Elon Musk, Tesla CEO
Justin Chin | Bloomberg | Getty Images
Elon Musk, Tesla CEO

An influential advisory firm recommended shareholders of both SolarCity and Tesla approve the proposed merger between the two companies, lending support to a deal that has garnered criticism from analysts and investors.

In a report issued Friday, Institutional Shareholder Services called the deal "a necessary step towards TSLA's goal of being an integrated sustainable energy company." The report also said "it appears reasonable to assume that TSLA is paying a low to no premium to take over SCTY."

With a nearly $30 billion market cap, the report said it seems likely Tesla "could bridge a financing gap, albeit at a high financing cost, if conditions are very adverse until capital markets open up."

"Tesla has — within the confines of its suboptimal governance structure — taken the requisite steps to reassure its shareholders: the board gave minorities significant leverage by requiring a majority of the minority vote as condition for approval," the report also said. "Based on the combination of these factors, we recommend shareholders vote FOR the transaction."

In a statement sent to CNBC, a Tesla representative said, "We very much appreciate that Institutional Shareholder Services (ISS), following an in-depth examination of both companies, recommends in favor of Tesla's acquisition of SolarCity. The combined company will become the world's only integrated sustainable energy company, ranging from clean energy generation to storage to transportation, resulting in a better outcome for shareholders, customers and the environment."

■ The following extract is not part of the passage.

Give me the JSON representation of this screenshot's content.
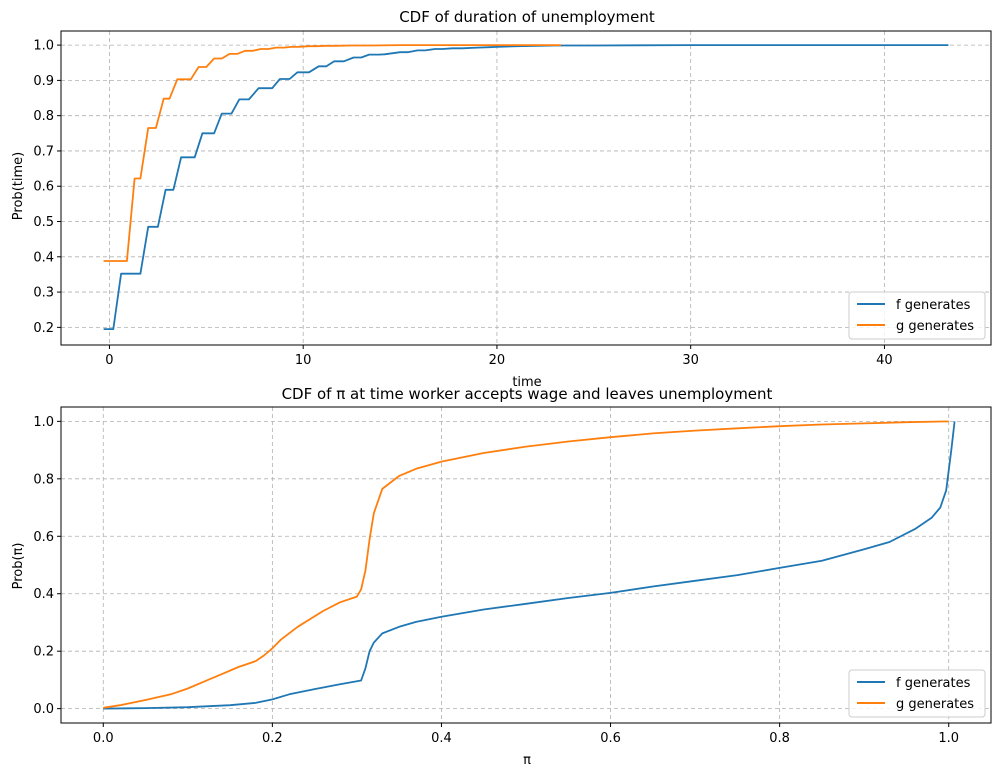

Critics have said, among other things, that the deal is not a good use of Tesla's cash, that it may distract Tesla from its already challenging ambitions in electric car production, and that the deal raises concerns about corporate governance at both companies, given the tight relationships (in some cases, family relationships) between Elon Musk and SolarCity executives. Some critics have gone so far as to call the deal a "bailout" for SolarCity.

Musk,however, called the merger a "no brainer," and said, perhaps most notably in his "Master Plan, Part Deux," that offering solar has long been part of Musk's overall vision for Tesla.

Shareholders of both companies will vote on Nov. 17 on the $2.6 billion acquisition.

Tesla shares were recently trading up 2.2 percent at $191.65, while SolarCity shares gained 9.3 percent, to $20.28.